Trooper Zak Davidson, 21, was on a three-day Rest and Recuperation period in the city following training exercises when a gunman opened fire on a crowd of people who were attending a country music festival.

The former Aylestone High School pupil was staying at the Hooters Hotel, close to where the attack happened, and was having dinner ahead of going into the city when a woman ran into the restaurant crying and screaming.

He said: "No one could understand what she was saying, we originally thought a celebrity had entered the casino or something similar so didn’t pay much attention at first, until a huge crowd of people came running through the casino in a panic, knocking over chairs, jumping over tables and hiding anywhere they could."

Zak and two other Troopers went out to investigate and were told various things – including that there had been a shooting, that a gunman was outside and there was a bomb.

"That’s when we realised that something was obviously happening and we could possibly help," he said.

"Shortly after I went to the entrance of the casino we were split up; an off duty American police officer was trying to direct people away from the front of the casino because that’s where we originally thought the incident had happened, down the street from the casino.

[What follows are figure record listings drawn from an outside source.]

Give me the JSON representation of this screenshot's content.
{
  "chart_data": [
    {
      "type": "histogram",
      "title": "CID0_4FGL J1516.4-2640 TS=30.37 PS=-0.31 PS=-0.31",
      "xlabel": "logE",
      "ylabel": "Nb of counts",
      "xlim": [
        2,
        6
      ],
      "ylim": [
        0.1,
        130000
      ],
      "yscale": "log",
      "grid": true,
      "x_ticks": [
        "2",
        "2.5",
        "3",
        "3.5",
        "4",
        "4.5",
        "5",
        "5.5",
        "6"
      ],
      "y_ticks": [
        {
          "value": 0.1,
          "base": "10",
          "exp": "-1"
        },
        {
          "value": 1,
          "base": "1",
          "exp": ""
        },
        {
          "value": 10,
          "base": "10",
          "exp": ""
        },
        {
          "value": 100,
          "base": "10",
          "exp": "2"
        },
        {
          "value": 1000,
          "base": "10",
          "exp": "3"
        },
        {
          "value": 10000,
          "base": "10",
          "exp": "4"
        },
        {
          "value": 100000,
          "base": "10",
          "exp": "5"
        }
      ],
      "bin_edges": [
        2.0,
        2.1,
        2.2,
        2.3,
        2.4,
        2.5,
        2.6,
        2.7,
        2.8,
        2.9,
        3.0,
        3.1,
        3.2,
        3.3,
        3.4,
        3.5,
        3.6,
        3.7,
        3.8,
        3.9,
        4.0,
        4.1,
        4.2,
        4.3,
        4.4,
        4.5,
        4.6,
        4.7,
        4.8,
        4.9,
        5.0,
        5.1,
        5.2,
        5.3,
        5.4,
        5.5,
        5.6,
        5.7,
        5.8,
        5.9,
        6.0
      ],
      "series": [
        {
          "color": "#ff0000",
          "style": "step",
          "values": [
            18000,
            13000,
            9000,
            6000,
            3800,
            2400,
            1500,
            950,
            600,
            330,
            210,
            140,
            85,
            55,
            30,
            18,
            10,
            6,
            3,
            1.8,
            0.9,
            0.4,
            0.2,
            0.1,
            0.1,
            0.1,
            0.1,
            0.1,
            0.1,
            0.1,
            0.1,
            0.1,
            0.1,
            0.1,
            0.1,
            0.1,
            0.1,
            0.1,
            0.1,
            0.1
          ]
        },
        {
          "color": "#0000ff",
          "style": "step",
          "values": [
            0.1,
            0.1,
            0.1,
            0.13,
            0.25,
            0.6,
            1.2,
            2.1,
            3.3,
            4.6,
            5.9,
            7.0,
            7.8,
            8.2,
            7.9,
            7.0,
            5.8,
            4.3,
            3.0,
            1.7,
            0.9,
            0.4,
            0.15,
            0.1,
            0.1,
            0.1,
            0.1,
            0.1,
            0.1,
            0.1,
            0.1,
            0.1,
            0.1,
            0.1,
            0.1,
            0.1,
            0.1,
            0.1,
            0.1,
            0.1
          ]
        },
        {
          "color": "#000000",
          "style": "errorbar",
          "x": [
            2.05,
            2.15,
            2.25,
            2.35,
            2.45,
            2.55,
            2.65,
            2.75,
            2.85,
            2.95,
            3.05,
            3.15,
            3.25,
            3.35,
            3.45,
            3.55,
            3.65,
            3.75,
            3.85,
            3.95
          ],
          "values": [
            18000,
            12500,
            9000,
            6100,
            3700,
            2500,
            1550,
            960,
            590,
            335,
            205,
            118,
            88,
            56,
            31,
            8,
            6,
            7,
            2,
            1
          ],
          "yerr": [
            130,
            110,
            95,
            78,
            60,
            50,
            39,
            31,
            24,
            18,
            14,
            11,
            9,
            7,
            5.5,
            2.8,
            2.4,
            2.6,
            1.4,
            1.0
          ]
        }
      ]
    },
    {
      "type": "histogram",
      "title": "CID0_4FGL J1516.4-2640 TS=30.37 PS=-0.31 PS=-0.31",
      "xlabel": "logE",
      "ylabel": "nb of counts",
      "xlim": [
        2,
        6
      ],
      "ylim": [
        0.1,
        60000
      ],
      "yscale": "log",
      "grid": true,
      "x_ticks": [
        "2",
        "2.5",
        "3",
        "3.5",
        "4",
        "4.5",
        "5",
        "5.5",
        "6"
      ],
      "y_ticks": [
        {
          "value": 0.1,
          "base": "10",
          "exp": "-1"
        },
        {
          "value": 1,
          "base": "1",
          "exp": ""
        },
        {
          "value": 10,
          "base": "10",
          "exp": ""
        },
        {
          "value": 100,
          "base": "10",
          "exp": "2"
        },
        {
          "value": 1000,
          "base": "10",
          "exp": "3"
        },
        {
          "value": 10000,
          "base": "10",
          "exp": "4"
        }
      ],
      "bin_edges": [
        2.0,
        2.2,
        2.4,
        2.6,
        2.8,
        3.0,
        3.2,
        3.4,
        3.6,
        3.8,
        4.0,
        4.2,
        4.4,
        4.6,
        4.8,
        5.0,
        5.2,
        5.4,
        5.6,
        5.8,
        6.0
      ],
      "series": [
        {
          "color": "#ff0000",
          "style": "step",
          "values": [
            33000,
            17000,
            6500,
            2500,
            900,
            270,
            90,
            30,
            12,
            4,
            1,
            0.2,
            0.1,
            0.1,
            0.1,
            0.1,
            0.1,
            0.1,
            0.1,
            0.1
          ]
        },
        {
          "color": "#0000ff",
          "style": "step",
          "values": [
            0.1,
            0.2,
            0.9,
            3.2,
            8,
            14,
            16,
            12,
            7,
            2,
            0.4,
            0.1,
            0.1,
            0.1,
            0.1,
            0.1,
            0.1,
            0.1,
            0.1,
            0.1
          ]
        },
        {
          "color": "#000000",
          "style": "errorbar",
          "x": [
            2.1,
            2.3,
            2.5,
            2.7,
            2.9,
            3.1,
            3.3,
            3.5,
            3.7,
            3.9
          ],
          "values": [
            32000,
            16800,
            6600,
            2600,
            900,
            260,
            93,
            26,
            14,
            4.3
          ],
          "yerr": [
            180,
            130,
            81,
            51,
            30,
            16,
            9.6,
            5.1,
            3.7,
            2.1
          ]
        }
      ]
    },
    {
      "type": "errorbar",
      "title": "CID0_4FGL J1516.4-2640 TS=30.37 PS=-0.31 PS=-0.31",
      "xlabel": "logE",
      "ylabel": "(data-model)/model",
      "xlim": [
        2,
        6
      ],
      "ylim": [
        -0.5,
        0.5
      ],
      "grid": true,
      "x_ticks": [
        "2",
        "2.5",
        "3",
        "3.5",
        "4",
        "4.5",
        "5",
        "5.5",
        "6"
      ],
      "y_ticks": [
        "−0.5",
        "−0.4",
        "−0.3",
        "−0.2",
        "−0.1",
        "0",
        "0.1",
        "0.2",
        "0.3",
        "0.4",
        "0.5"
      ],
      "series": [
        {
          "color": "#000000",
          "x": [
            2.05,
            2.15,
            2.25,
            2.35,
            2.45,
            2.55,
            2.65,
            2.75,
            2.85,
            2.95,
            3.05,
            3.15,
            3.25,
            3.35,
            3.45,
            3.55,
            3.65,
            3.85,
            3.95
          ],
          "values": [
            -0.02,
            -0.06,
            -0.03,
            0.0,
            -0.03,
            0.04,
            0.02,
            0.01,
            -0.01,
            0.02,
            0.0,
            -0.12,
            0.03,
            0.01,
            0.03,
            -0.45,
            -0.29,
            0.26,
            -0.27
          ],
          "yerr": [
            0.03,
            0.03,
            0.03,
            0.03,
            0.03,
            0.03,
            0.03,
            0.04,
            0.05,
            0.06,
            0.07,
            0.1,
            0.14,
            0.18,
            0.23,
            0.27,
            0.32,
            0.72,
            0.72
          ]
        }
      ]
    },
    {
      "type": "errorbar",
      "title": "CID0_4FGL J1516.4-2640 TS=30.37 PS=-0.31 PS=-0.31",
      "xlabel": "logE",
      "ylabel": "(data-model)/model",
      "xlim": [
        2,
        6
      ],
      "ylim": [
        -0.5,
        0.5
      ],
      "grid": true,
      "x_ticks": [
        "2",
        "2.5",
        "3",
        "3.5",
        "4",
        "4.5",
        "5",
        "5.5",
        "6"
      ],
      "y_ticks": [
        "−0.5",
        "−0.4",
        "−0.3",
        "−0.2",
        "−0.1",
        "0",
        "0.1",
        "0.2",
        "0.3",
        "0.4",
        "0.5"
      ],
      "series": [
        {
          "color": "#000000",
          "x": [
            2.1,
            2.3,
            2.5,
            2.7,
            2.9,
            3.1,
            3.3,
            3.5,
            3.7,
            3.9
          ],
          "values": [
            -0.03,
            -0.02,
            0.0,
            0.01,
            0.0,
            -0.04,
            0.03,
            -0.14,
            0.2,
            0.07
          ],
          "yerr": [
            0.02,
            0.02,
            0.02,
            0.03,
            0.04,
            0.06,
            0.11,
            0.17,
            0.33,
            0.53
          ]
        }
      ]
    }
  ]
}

"After finding out that it had happened behind the casino and down the street a few hundred metres and we were most likely not going to be in the line of fire we stopped directing people away and started reassuring people.

"Some were in shock and some had minor injuries from falling, climbing over things to escape or being trampled."

Shortly after, ambulances arrived to collect the worst injured people and Zak helped to get casualties, some of whom had gunshot wounds, into the ambulance at the front of the casino.

Zak, who has been in the army for four-and-a-half half years in total and has served three years with his regiment, 1st The Queen’s Dragoon Guards based in Norfolk, said: "After that it was just reassuring people who were in shock, worried for their friends and family or that had seen their friends had been shot and taken away by ambulances.

"There were no superiors there, all the soldiers involved were Troopers with no operational experience – just their army training that kicked in. The training I [had] received helped immensely, being able to keep a cool head while hundreds of people were panicking and running for their lives in the other direction.

"My training was vital and helped to calm people that were panicking around us. Our first aid training helped to prioritise who needed help the most and get them to ambulances as a priority over those who were not too badly injured."

The mass shooting was the worst in modern US history and left 58 people dead. The gunman, Stephen Paddock, died at the scene from a suspected self-inflicted gunshot wound.